Der Wallberg
Der Wallberg oberhalb des Tegernsees, rund 75 Kilometer südlich von München gelegen, zählt zweifellos zu den bekanntesten und beliebtesten Wanderbergen Oberbayerns. Mit seinen 1722 Metern Höhe mag er im Vergleich zu den ganz großen Alpengipfeln bescheiden wirken, doch was Aussicht und landschaftlichen Reiz betrifft, spielt er ganz vorne mit. Als Teil meiner Reihe „Wandern mit Dr. Sebastian Voigt“ möchte ich Euch heute diesen markanten Voralpengipfel etwas näher vorstellen und zusammenfassen, was ihn so besonders macht.
Der Wallberg erhebt sich direkt am Südufer des Tegernsees und gehört zum Mangfallgebirge. Seine Lage ist es auch, die ihn so attraktiv macht: Während sich nach Norden hin das bayerische Alpenvorland bis nach München erstreckt, öffnet sich nach Süden der Blick tief in die Zentralalpen hinein. Bei klarer Sicht reicht das Panorama vom Karwendel über die Zillertaler Alpen bis hin zum Großglockner.
Historisch betrachtet war der Wallberg lange Zeit vor allem Alm- und Weidegebiet. Erst mit dem aufkommenden Alpentourismus im 19. Jahrhundert gewann der Berg zunehmend an Bedeutung für Wanderer und Erholungssuchende. Heute ist er ein Paradebeispiel für einen klassischen Münchner Hausberg – gut erreichbar, aussichtsreich und dennoch fordernd genug, um sich den Gipfel zu verdienen.
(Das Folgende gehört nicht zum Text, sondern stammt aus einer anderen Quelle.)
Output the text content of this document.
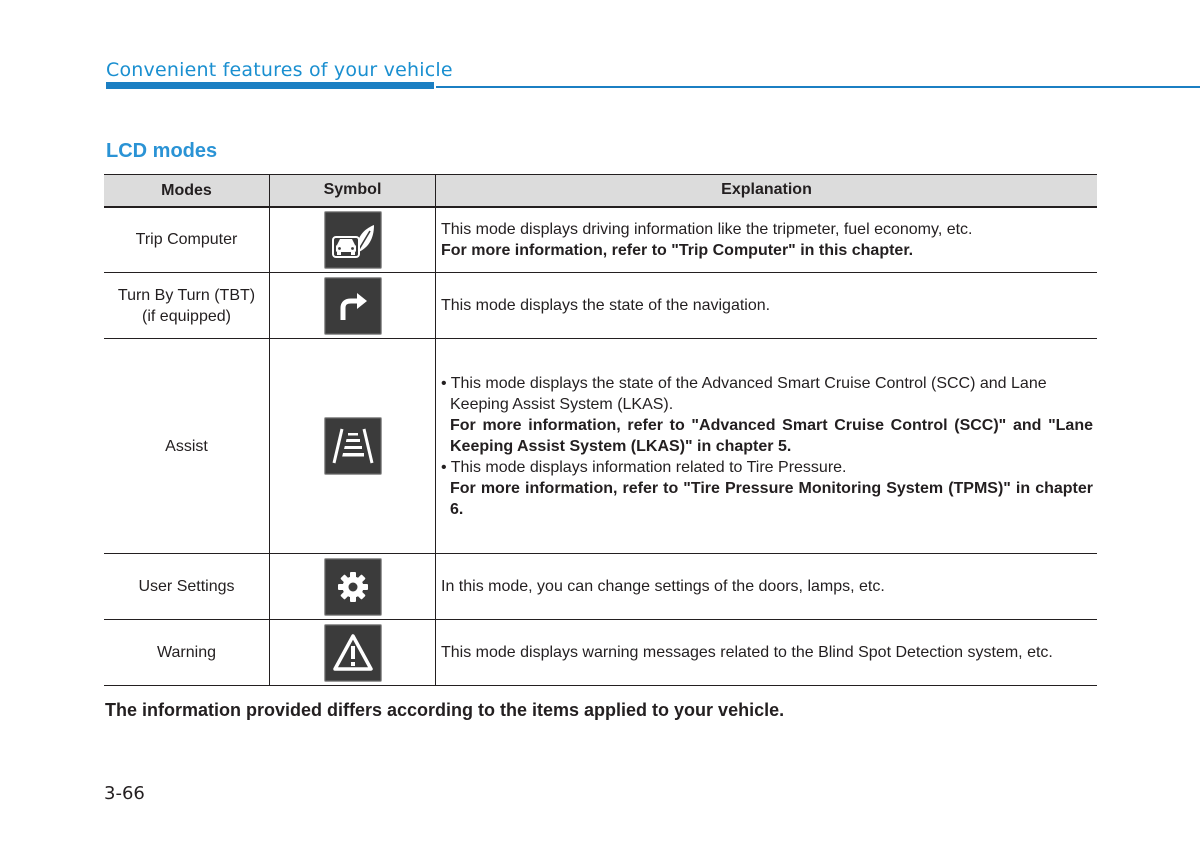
Convenient features of your vehicle
LCD modes
Modes	Symbol	Explanation
Trip Computer		This mode displays driving information like the tripmeter, fuel economy, etc.
For more information, refer to "Trip Computer" in this chapter.

Turn By Turn (TBT)
(if equipped)		This mode displays the state of the navigation.
Assist		• This mode displays the state of the Advanced Smart Cruise Control (SCC) and Lane Keeping Assist System (LKAS).
For more information, refer to "Advanced Smart Cruise Control (SCC)" and "Lane Keeping Assist System (LKAS)" in chapter 5.
• This mode displays information related to Tire Pressure.
For more information, refer to "Tire Pressure Monitoring System (TPMS)" in chapter 6.

User Settings		In this mode, you can change settings of the doors, lamps, etc.
Warning		This mode displays warning messages related to the Blind Spot Detection system, etc.
The information provided differs according to the items applied to your vehicle.
3-66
Heutzutage kann der Wallberg sowohl sportlich erwandert als auch bequem mit der Wallbergbahn erreicht werden. Letztere bringt Besucher in wenigen Minuten in die Nähe des Gipfels und macht den Berg damit auch für weniger ambitionierte Ausflügler zugänglich. Wer jedoch den Anspruch hat, den Gipfel aus eigener Kraft zu erreichen, startet meist in Rottach-Egern und bewältigt rund 900 Höhenmeter auf gut angelegten Wegen.
Der klassische Aufstieg führt zunächst durch schattigen Bergwald, später über Almgelände hinauf zum Wallberghaus. Von dort sind es nur noch wenige Minuten bis zum Gipfelkreuz. Der Weg ist technisch unschwierig, erfordert jedoch eine solide Grundkondition – insbesondere an warmen Sommertagen. Trittsicherheit ist hilfreich, größere ausgesetzte Passagen gibt es jedoch nicht.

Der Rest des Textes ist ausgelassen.